The present disclosure relates generally to operations performed and equipment utilized in conjunction with subterranean wells and, in particular, to subsurface safety valves having an expanding piston used to increase the opening force for the safety valve and to reduce the spread between the opening and closing pressures.
Subsurface safety valves are well known in the oil and gas industry and act as a failsafe to prevent the uncontrolled release of reservoir fluids in the event of a worst-case scenario surface disaster. Typical subsurface safety valves are flapper-type valves that are opened and closed with the help of a flow tube moving telescopically within the production tubular. The flow tube is often controlled hydraulically from the surface and is forced into its open position using a piston and rod assembly that may be hydraulically charged via a control line linked directly to a hydraulic manifold or pressure control system at the well surface. When sufficient hydraulic pressure is conveyed to the subsurface safety valve via the control line, the piston and rod assembly forces the flow tube downwards, which compresses a spring and simultaneously pushes the flapper downwards to the open position. When the hydraulic pressure is removed from the control line, the spring pushes the flow tube back up, which allows the flapper to move into its closed position.
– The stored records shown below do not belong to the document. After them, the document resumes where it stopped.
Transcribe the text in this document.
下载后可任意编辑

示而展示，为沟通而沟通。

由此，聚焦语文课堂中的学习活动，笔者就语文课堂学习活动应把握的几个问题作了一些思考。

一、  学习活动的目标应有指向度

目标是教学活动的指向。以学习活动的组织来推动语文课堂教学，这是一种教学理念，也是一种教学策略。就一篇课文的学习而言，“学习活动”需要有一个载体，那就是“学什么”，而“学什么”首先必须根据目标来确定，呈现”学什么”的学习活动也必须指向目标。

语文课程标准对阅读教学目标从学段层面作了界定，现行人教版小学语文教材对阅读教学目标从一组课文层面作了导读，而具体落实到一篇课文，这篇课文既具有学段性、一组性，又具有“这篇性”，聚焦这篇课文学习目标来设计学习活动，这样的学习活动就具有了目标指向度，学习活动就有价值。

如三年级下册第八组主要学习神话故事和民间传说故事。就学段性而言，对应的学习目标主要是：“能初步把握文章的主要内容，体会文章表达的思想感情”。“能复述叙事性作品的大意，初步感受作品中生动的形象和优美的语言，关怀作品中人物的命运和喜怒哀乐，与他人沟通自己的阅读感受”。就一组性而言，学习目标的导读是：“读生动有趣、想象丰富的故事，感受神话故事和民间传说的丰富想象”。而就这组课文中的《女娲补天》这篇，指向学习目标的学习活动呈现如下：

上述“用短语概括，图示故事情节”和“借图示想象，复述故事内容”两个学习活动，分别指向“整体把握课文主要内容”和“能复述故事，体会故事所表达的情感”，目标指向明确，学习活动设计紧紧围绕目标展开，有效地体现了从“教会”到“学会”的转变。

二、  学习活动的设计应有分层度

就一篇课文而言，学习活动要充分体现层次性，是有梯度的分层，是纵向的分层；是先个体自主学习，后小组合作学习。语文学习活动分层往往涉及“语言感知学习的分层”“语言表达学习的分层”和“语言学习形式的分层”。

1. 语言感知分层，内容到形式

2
Depending on the size and depth of the safety valve deployed, the components of the pressure control system used to operate the safety valve can be quite expensive. The cost of a pressure control system may increase with increasing required pressure ratings for the control line and/or the pump equipment, which is usually related to the operating depth of the safety valve. There are practical limits to the size and rating of pressure control systems, past which a well operator may not be able to economically or feasibly employ a subsurface safety valve. As the setting depths of such hydraulically-actuated subsurface safety valves continues to increase, the energy required to move the safety valve against the hydrostatic head acting on the hydraulic actuator also increases. For example, on conventional safety valves, suitable biasing means, such as a gas chamber or more usually a power spring, act on the hydraulic actuator to overcome the hydrostatic force. However, there are practical limits to maximizing biasing forces such as springs, and minimizing the hydraulic areas of a hydraulic piston and cylinder assembly. Generally, to move a small hydraulic piston and cylinder assembly against a high hydrostatic head requires a strong spring that results in a large “spread” in the operating pressure to move the safety valve from a first position to a second position. Increasing the spread requires a change in surface operating pressures. Moreover, the springs used in subsurface safety valves require very high pounds of force and length and therefore become quite expensive. Lastly, increasing the length of the valve to reduce the spread can also be costly as it requires a longer spring.